En el nuevo estudio, Moore y Diaz emplearon un IAM empleado ampliamente, llamado Modelo Dinámico Integrado Climático-Economía (DICE, por sus siglas en inglés) y lo modificaron de tres maneras: permitieron que el cambio climático afectara a la tasa de crecimiento de la economía; tuvieron en cuenta la adaptación al cambio climático y dividieron el modelo en dos regiones que representan países de altos y bajos ingresos.

“Ha habido muchos estudios que sugieren que les irá muy diferente a los países ricos y los pobres en cuanto a los futuros efectos del cambio climático y queríamos explorarlo”, relata Diaz. Una de las principales conclusiones del nuevo trabajo es que los daños asociados con reducciones en las tasas de crecimiento económico justifican una mitigación muy rápida y temprana que sea suficiente para limitar el crecimiento de la tempratura global 2ºC por encima de niveles preindustriales. Éste es el objetivo que algunos expertos ven necesario para evitar los peores efectos del calentamiento global.

“Este efecto no está incluido en los IAM estándar –apunta Moore–, por lo que hasta ahora es muy difícil justificar medidas de mitigación agresivas y costosas porque los daños no son suficientemente grandes”. Los países en desarrollo pueden sufrir más efectos del cambio climático.

“Si los países pobres se vuelven menos vulnerables al cambio climático conforme se hacen más ricos, retrasando algunas reducciones de emisiones hasta que están más plenamente desarrollados para hacer mejores políticas -explica Diaz–. Nuestro modelo muestra que se trata de una gran incertidumbre en la política de mitigación que nadie ha explorado en trabajos anteriores”.

El modelo DICE señala que la representación de la mitigación es limitada porque no se tiene en cuenta, por ejemplo, el hecho de que cuesta tiempo desarrollar y desplegar las tecnologías de baja emisión de carbono. Además, mientras se exploran los efectos de la temperatura en el crecimiento económico, el modelo no tiene en cuenta la posibilidad de que los esfuerzos de mitigación impacten también en el crecimiento.
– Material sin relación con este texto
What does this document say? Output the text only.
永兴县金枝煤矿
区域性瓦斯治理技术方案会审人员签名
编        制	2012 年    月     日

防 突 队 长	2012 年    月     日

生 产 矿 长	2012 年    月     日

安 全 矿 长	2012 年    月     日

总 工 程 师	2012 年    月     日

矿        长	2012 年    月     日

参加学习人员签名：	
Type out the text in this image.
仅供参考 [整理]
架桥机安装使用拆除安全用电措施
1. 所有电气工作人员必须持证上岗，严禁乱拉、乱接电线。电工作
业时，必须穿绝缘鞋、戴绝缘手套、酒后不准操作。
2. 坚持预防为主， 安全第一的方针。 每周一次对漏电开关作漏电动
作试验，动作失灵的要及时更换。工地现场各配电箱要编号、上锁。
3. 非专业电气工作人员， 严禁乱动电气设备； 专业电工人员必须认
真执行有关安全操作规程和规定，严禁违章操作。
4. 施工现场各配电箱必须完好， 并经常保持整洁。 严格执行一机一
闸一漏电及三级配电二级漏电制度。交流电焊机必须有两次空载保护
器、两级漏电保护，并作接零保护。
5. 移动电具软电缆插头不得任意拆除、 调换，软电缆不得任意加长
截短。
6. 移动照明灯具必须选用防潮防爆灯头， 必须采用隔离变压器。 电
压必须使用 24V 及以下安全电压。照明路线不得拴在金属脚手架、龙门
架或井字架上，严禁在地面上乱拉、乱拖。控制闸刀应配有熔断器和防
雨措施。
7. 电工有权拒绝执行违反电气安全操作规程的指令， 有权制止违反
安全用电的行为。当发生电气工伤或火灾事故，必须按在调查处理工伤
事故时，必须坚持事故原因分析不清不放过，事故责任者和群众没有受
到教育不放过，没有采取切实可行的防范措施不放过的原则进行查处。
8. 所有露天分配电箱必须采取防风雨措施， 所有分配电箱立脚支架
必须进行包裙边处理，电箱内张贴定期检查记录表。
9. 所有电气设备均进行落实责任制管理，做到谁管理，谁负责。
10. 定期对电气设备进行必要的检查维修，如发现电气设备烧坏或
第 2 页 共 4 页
“Por estas dos razones, el nivel de mitigación rápido a corto plazo detectado en nuestro estudio puede no ser necesariamente económicamente óptimo”, reconoce Diaz. “Pero esto no cambia el resultado general de que si la temperatura afecta a las tasas de crecimiento económico, la sociedad podría enfrentarse a daños climáticos mucho mayores de lo que se pensaba y esto justificaría políticas de mitigación más estrictas”, concluye.